Kathryn shook her head, wearily.
"I can't do that, either."
The other turned.
"Then what are you going to do?" she demanded. "Are you going on forever being honest neither with him nor with yourself—compromising on the one hand with your womanhood, on the other with your selfishness? How long has it been since you made the slightest effort to see him, or to send anyone to him?"
Kathryn answered, slowly:
"Not since the time I tried to go, and Tom went before me. I—I have thought, often, of going…. But, somehow, I've been—afraid." In almost a whisper, she repeated, "Yes…. Afraid!"
Elinor VanVorst raised her shoulders in an expressive gesture. It conveyed more plainly than could words that her end of the argument was done—her case was rested.
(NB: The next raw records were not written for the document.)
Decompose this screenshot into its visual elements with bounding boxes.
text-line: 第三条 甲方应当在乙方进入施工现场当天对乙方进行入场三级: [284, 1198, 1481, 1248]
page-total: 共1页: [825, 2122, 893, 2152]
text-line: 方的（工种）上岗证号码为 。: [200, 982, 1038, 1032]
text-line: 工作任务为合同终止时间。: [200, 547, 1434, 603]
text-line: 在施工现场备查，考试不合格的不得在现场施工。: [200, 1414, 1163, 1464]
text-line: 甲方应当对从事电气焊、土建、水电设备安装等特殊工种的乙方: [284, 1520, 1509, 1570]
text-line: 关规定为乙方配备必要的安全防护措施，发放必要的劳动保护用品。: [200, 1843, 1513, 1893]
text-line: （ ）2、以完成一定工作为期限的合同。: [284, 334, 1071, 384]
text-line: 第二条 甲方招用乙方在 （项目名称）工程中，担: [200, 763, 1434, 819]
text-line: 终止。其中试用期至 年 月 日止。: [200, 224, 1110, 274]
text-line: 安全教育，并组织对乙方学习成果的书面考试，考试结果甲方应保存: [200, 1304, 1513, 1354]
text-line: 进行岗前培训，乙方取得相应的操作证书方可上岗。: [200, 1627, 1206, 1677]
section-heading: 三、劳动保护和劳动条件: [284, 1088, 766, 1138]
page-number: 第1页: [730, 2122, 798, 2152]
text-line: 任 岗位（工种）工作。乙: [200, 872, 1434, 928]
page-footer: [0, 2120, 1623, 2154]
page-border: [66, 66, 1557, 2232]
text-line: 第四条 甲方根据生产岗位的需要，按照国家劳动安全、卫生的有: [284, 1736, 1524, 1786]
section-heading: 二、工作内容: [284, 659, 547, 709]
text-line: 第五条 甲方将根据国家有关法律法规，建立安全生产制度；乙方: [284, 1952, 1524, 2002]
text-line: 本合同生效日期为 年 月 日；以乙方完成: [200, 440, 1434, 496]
Kathryn considered long, earnestly, in silence. Divorce him! Divorce John Schuyler! It had occurred to her—it had occurred to her in the long silences of the night—in the thousands of aeons that had lain, ofttimes, between the setting of the sun and the rising thereof…. Divorce him! … It was a thought that stung. He had been to her all that any man could have been. He had been a man of whom her head was proud and her heart fond with the great love that lies in the heart of a good woman. He it was, and God, who had given her the little child that she could see from where she sat, rolling, a tumbled little heap of white lace and whirling brown legs on the broad expanse of the green lawn. He it was who had taken the first of her life—who had shown her what it was to live….
And then this thing had come—this awful, hideous thing that had stretched even her very life to the breaking point, and drained from it the wealth of sweetness to the uttermost drop…. She felt resentment, yes, and horror, and disgust. Yet there were other things, she knew, though she could not have told how she knew. There was something that was hidden—something unknown and unknowable….
Long, she thought, and earnestly—as she had thought so many, many times before—times without end…. At length she rose. Firm little chin was set; violet eyes were firm.